Sacó la cuenta con los dedos, y decidió que esa hoja debía pertenecer a otro mes,
o a otro año. En ese momento opinó muy mal de la rutina burocrática en los Estados
socialistas. Luego se levantó, desayunó, tomó el ómnibus.
Esta
vez sí había agitación en el aeropuerto. Dos matrimonios, uno chileno y otro español,
protestaban ruidosamente por las sucesivas demoras y sostenían que, desde el momento
que ellos viajaban con un niño y una niña respectivamente, ambos de pocos meses,
la Compañía debería ocuparse de conseguirles los pañales pertinentes, o en su defecto
facilitarles las valijas que seguían en el avión inmóvil. La empleada que atendía
el mostrador de LCA se limitaba a responder, con una monotonía predominantemente
defensiva, que las autoridades de la Compañía tratarían de solucionar, dentro de
lo posible, los problemas particulares que originaba la involuntaria demora.
Involuntaria
demora. Demora involuntaria. Sergio escuchó esas dos palabras y se sintió renacer.

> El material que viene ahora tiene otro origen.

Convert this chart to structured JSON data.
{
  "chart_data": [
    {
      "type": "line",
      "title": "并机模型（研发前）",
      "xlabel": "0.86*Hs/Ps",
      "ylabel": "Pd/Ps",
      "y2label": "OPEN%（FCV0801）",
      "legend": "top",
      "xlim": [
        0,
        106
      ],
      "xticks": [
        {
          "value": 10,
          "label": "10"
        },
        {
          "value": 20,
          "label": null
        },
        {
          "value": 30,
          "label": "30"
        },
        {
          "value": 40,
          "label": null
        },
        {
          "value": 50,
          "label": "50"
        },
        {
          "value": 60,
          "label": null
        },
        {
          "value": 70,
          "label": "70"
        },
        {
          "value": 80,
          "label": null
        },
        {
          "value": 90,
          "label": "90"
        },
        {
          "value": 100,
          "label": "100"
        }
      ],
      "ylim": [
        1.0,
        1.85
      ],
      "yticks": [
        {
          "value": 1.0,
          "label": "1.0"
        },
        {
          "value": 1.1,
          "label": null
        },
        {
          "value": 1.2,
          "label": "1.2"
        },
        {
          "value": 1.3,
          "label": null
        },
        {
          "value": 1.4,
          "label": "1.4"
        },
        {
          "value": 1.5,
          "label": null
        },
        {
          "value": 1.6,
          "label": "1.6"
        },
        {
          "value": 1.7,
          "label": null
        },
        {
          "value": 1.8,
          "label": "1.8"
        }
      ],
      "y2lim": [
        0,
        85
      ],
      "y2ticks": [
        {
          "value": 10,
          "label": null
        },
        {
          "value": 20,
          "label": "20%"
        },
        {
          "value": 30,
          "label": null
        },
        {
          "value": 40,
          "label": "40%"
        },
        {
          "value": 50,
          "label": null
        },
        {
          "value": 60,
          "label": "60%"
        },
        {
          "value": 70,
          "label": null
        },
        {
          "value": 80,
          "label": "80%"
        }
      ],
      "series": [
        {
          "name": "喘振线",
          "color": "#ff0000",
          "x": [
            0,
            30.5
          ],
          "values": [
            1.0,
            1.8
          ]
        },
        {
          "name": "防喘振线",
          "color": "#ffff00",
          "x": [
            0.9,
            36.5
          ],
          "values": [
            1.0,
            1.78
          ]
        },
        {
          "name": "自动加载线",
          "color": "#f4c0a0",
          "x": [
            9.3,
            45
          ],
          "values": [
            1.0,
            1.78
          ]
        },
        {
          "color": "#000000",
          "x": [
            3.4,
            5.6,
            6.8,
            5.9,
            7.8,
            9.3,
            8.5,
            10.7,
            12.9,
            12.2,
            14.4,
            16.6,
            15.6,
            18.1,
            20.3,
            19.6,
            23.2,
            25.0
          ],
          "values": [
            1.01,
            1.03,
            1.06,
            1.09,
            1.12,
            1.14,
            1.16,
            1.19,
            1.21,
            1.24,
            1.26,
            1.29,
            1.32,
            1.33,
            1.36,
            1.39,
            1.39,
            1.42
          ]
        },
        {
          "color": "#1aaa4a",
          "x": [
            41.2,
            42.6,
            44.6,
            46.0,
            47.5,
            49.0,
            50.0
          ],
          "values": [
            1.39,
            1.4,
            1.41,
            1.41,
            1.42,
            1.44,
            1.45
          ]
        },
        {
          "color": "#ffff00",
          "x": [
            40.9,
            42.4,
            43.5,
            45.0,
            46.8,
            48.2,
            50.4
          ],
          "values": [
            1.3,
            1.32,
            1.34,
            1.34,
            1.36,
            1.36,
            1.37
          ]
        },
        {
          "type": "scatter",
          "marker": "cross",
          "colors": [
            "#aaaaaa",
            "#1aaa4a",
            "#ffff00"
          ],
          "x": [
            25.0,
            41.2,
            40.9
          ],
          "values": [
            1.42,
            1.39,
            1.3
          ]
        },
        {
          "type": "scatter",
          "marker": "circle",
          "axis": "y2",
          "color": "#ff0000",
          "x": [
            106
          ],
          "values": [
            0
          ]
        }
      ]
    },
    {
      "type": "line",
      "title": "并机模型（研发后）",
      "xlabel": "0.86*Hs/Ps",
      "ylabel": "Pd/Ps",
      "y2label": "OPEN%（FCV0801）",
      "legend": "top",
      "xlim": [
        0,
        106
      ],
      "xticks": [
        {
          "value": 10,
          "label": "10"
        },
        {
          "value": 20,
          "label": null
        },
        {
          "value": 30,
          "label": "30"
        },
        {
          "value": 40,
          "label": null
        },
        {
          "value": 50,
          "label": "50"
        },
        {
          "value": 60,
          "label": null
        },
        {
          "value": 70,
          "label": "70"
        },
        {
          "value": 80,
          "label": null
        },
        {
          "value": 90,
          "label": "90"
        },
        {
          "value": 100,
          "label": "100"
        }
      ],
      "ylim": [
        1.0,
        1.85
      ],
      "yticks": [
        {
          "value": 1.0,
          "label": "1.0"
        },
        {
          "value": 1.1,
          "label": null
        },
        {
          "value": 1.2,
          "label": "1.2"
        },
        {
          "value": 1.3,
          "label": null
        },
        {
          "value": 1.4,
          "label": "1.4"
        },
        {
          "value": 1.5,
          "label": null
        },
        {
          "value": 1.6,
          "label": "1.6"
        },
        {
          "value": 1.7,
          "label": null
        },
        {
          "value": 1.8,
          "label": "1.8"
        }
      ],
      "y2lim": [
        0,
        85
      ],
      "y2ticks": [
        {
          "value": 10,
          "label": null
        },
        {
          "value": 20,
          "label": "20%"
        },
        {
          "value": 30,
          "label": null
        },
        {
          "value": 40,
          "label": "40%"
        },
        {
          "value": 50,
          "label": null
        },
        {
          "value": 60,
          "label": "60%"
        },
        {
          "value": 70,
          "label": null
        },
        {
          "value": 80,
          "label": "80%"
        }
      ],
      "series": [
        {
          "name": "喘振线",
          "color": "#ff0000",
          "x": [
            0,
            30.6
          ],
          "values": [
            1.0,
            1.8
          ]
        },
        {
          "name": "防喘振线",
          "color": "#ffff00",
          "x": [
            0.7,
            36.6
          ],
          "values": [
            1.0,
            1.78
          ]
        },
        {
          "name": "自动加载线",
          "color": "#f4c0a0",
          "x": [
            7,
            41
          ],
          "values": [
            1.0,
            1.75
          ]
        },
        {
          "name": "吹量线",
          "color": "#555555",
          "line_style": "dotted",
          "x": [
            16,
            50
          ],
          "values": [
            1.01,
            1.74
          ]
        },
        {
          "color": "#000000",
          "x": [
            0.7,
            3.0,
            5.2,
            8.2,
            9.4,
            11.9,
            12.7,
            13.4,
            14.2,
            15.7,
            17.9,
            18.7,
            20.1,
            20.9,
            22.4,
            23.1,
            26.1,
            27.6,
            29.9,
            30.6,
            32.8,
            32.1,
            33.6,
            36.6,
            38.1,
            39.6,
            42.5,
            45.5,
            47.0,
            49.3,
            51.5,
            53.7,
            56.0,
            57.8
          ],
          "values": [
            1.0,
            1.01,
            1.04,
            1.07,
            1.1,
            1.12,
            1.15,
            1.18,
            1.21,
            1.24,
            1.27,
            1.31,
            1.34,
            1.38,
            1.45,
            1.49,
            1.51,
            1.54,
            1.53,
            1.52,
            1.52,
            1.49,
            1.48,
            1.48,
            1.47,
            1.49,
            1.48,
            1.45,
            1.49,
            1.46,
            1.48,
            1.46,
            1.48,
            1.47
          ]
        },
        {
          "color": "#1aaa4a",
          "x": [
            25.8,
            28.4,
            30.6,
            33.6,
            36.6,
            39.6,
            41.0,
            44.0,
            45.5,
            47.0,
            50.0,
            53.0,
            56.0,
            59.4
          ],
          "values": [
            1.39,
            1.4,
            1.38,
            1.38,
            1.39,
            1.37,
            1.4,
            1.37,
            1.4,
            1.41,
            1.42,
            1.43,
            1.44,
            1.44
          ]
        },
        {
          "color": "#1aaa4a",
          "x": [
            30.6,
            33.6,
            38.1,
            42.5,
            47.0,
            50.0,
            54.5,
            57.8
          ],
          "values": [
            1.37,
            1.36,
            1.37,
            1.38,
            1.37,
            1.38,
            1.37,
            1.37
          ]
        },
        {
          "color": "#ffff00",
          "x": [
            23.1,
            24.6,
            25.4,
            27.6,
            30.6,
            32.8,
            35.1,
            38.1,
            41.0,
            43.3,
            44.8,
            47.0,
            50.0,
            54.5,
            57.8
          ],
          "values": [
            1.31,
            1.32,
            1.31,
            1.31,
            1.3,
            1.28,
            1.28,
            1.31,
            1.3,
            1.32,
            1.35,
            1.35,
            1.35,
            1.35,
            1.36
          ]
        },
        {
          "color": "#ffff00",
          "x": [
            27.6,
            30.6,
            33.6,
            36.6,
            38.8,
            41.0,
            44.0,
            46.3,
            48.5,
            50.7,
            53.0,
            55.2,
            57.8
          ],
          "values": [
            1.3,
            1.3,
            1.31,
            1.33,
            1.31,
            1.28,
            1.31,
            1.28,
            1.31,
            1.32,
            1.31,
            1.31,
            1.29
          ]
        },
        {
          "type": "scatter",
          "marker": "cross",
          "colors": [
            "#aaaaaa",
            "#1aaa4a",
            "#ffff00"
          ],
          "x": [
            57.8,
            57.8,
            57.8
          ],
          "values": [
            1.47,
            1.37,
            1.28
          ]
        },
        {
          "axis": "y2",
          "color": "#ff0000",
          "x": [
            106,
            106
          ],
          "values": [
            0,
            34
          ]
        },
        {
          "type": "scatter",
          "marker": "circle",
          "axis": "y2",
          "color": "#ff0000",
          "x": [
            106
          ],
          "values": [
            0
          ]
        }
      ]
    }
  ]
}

Quizá era eso lo que siempre había buscado en su vida (que había sido todo lo contrario:
urgencia involuntaria, prisa deliberada, apuro, siempre apuro). Recorrió con la
vista los letreros del aeropuerto en lenguas varias: Sortie, Arrivals, Ausgang,
Douane, Departures, Cambio, Herren, Change, Ladies, Verboten, Transit, Snack Bar.
Algo así como su hogar.
De
vez en cuando una voz, siempre femenina, anunciaba la llegada de un avión, la partida
de otro. Nunca, por supuesto, del vuelo 914 de LCA, cuyo paralizado, invicto avión,
seguía en la pista, cada vez más rodeado de mecánicos en overalls, largas mangueras,
jeeps que iban y venían trayendo o llevando nuevos operarios, o tornillos, u órdenes.
“Sabotaje,
esto es sabotaje”, pasó diciendo un italiano enorme que viajaba en primera. Rivera
tomó sus precauciones y se acercó al mostrador de LCA. De ese modo, cuando el parlante
anunciara la nueva demora involuntaria, él estaría en el primer sitio para recoger
el vale correspondiente a cena, habitación y desayuno.
Gertrud
y Madeleine pasaron junto a Rivera, tomadas de la mano y ya sin muñecas. Las chiquilinas
(¿serían las mismas, u otras muy semejantes?, estas rubiecitas europeas son todas
iguales) parecían tan conformes como él con la demora involuntaria. Rivera pensó
que ya no habría ninguna entrevista, ni siquiera con la gente de ¿cómo era? Se probó
a sí mismo tratando de recordar algún nombre, uno solo, y se entusiasmó como nunca
cuando verificó que ya no recordaba ninguno.
También
esta vez se encontró con un almanaque frente a él, pero la fecha que marcaba (lunes
7) era tan descabellada, que decidió no darle importancia. Fue precisamente en ese
instante que entraron en el vasto hall del aeropuerto todos los pasajeros de un
avión recién llegado. Rivera vio al muchacho, y sintió que lo envolvía una sensación
de antiguo y conocido afecto. Sin embargo, el adolescente pasó junto a él, sin mirarlo
siquiera. Venía conversando con una chica de pantalones de pana verde y botitas
negras. El muchacho fue hasta el mostrador y trajo dos jugos de naranja. Rivera,
como hipnotizado, se sentó en un sofá vecino.
“Dice
mi hermano que aquí estaremos más o menos una hora”, dijo la chica. Él se limpió
los labios con el pañuelo. “Estoy deseando llegar.” “Yo también”, dijo ella. “A
ver si escribís. Quién te dice, a lo mejor nos vemos. Después de todo, estaremos
cerca.” “Vamos a anotar ahora mismo las direcciones”, dijo ella.
El
muchacho empuñó un bolígrafo, y ella abrió una libretita roja. A dos metros escasos
de la pareja, Sergio Rivera estaba inmóvil, con los labios apretados.
“Anotá”,
dijo la muchacha, “María Elena Suárez, Koenigstrasse 21, Nuremberg. ¿Y vos?”. “Eduardo
Rivera, Lagergasse 9, Viena III.” “¿Y cuánto tiempo vas a estar?” “Por ahora, un
año”, dijo él. “Qué feliz, che. ¿Y tu viejo no protesta?”
El
muchacho empezó a decir algo. Desde su sitio no pudo entender las palabras porque
en ese preciso instante el parlante (la misma voz femenina de siempre, aunque ahora
extrañamente cascada) informaba: “LCA comunica que, en razón de desperfectos técnicos,
ha resuelto cancelar su vuelo 914 hasta mañana, en hora a determinar”.
Solo
cuando el anuncio llegó a su término, la voz del adolescente fue otra vez audible
para Sergio: “Además, no es mi viejo sino mi padrastro. Mi padre murió hace años,
¿sabés?, en un accidente de aviación”.